A lack of flexibility in your lower back can cause pain. The following stretches from One Hundred Stretches by Jim Brown can keep this area loose and pain-free.

Keep these guidelines in mind when doing them:

  • Start out slowly and build repetitions gradually.
  • Stop any exercise that causes pain.
  • Repeat each exercise three to five times.

Begin each stretching session with five to seven minutes of gentle aerobic exercise, such as walking or riding a stationary bicycle.

Sitting knee-to-chest

Sit in a straight-back chair, with your feet on the floor. Grasp your left knee with both hands and bring that leg up toward your chest. Hold, return to the starting position, and repeat with your right leg.

Full-body stretch

Lie on your back with your legs extended downward and your arms extended above your head. Try to make your body longer by stretching your legs as far as they can reach while extending your arms in the opposite direction. Relax and repeat.

Sitting lower back

Sit in a chair with your legs bent at the knees and slightly apart. Relax your lower back, bend at the hips, and let your arms hang toward the floor. Bend forward until your stomach touches your thighs.

  • Low Back Rotation
  • To start, lie on your back with your knees bent and feet flat on the floor. Don't press your neck or lower back to the floor. Breathe deeply. You should feel comfortable and relaxed in this position.

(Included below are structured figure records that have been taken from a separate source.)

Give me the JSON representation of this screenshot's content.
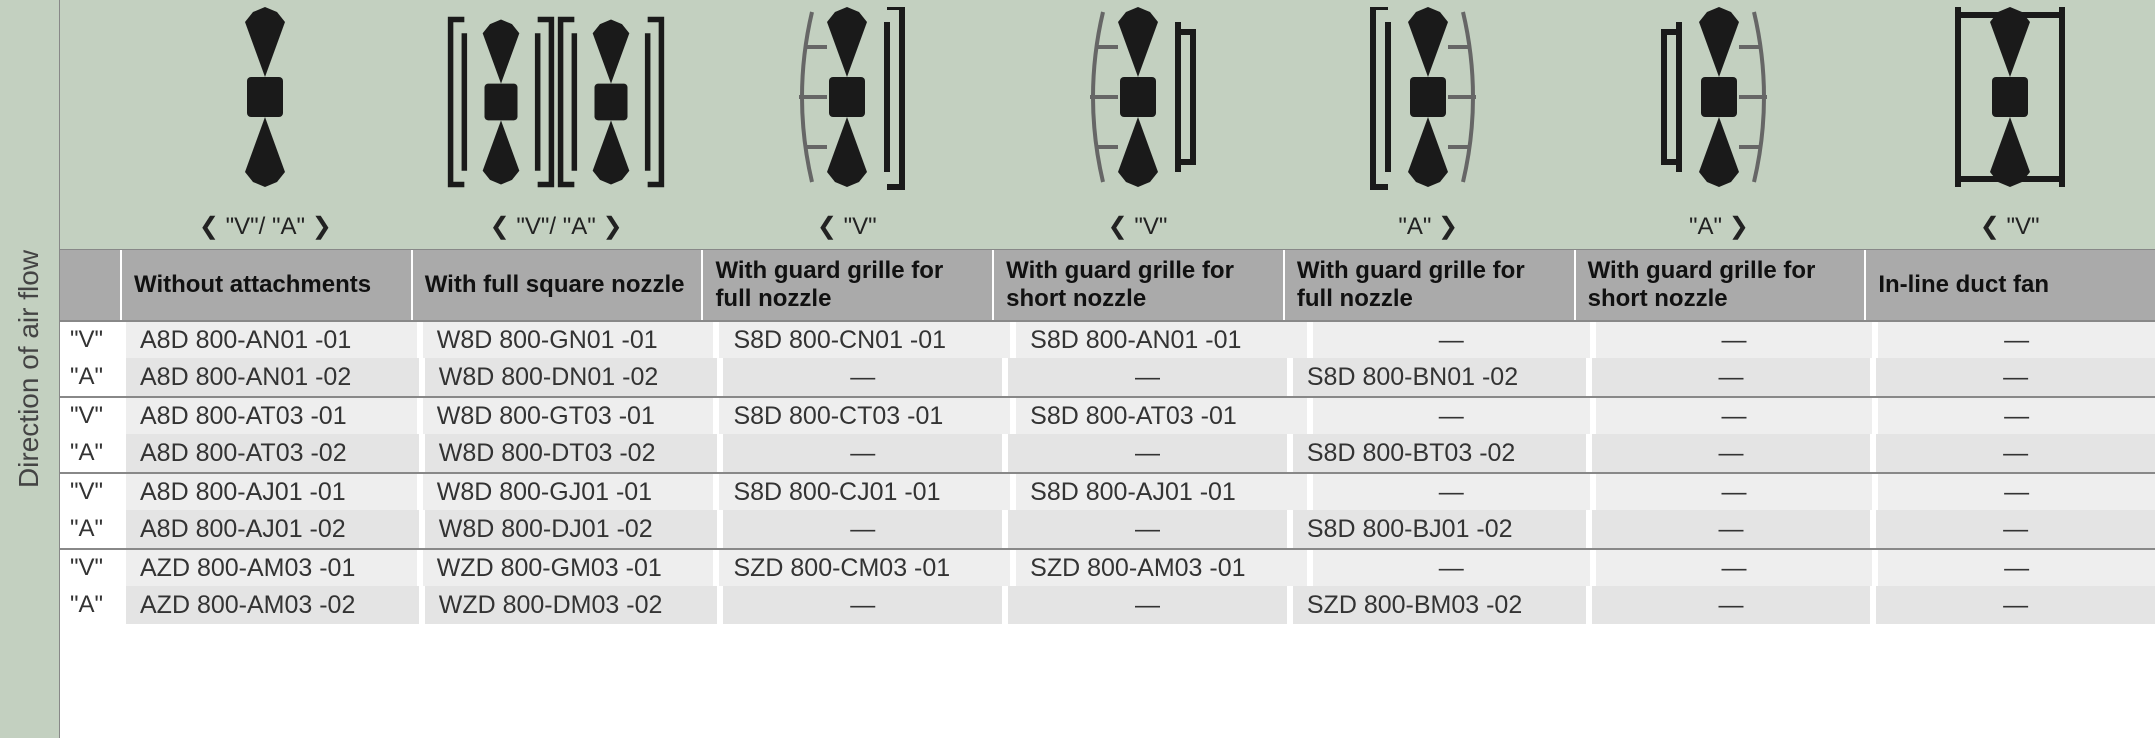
{
  "vertical_label": "Direction of air flow",
  "columns": [
    {
      "header": "Without attachments",
      "arrow": "❮ \"V\"/ \"A\" ❯",
      "icon": "fan_plain"
    },
    {
      "header": "With full square nozzle",
      "arrow": "❮ \"V\"/ \"A\" ❯",
      "icon": "fan_square_nozzle_pair"
    },
    {
      "header": "With guard grille for full nozzle",
      "arrow": "❮ \"V\"",
      "icon": "fan_grille_full_left"
    },
    {
      "header": "With guard grille for short nozzle",
      "arrow": "❮ \"V\"",
      "icon": "fan_grille_short_left"
    },
    {
      "header": "With guard grille for full nozzle",
      "arrow": "\"A\" ❯",
      "icon": "fan_grille_full_right"
    },
    {
      "header": "With guard grille for short nozzle",
      "arrow": "\"A\" ❯",
      "icon": "fan_grille_short_right"
    },
    {
      "header": "In-line duct fan",
      "arrow": "❮ \"V\"",
      "icon": "fan_duct"
    }
  ],
  "groups": [
    {
      "rows": [
        {
          "key": "\"V\"",
          "cells": [
            "A8D 800-AN01 -01",
            "W8D 800-GN01 -01",
            "S8D 800-CN01 -01",
            "S8D 800-AN01 -01",
            "—",
            "—",
            "—"
          ]
        },
        {
          "key": "\"A\"",
          "cells": [
            "A8D 800-AN01 -02",
            "W8D 800-DN01 -02",
            "—",
            "—",
            "S8D 800-BN01 -02",
            "—",
            "—"
          ]
        }
      ]
    },
    {
      "rows": [
        {
          "key": "\"V\"",
          "cells": [
            "A8D 800-AT03 -01",
            "W8D 800-GT03 -01",
            "S8D 800-CT03 -01",
            "S8D 800-AT03 -01",
            "—",
            "—",
            "—"
          ]
        },
        {
          "key": "\"A\"",
          "cells": [
            "A8D 800-AT03 -02",
            "W8D 800-DT03 -02",
            "—",
            "—",
            "S8D 800-BT03 -02",
            "—",
            "—"
          ]
        }
      ]
    },
    {
      "rows": [
        {
          "key": "\"V\"",
          "cells": [
            "A8D 800-AJ01 -01",
            "W8D 800-GJ01 -01",
            "S8D 800-CJ01 -01",
            "S8D 800-AJ01 -01",
            "—",
            "—",
            "—"
          ]
        },
        {
          "key": "\"A\"",
          "cells": [
            "A8D 800-AJ01 -02",
            "W8D 800-DJ01 -02",
            "—",
            "—",
            "S8D 800-BJ01 -02",
            "—",
            "—"
          ]
        }
      ]
    },
    {
      "rows": [
        {
          "key": "\"V\"",
          "cells": [
            "AZD 800-AM03 -01",
            "WZD 800-GM03 -01",
            "SZD 800-CM03 -01",
            "SZD 800-AM03 -01",
            "—",
            "—",
            "—"
          ]
        },
        {
          "key": "\"A\"",
          "cells": [
            "AZD 800-AM03 -02",
            "WZD 800-DM03 -02",
            "—",
            "—",
            "SZD 800-BM03 -02",
            "—",
            "—"
          ]
        }
      ]
    }
  ],
  "style": {
    "header_bg": "#aaaaaa",
    "icon_row_bg": "#c3d0c0",
    "cell_bg": "#eeeeee",
    "fan_color": "#1a1a1a",
    "grille_color": "#666"
  }
}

    • Drop both knees to one side. Turn your head to the other side. Keep your shoulders flat on the floor.
    • Hold for 20 seconds.
    • Slowly switch sides.
    • Repeat 2 times.

  • Seated Rotation
  • To start, sit in a chair with your feet flat on the floor. Shift your weight slightly forward to avoid rounding your back. Relax, and keep your ears, shoulders, and hips aligned.

    • Fold your arms, elbows just below shoulder height.
    • Turn from the waist with hips forward. Turn your head last.
    • Hold for a count of 5. Return to starting position.
    • Repeat 5 times on one side. Then switch sides.

  • Side Stretch
  • To start, sit in a chair with your feet flat on the floor. Shift your weight slightly forward to avoid rounding your back. Relax. Keep your ears, shoulders, and hips aligned.

    • Stretch your right arm overhead.
    • Slowly bend to the left. Don't twist your torso.
    • Hold for 20 seconds. Return to starting position.
    • Repeat 2 times. Then, switch to the other side.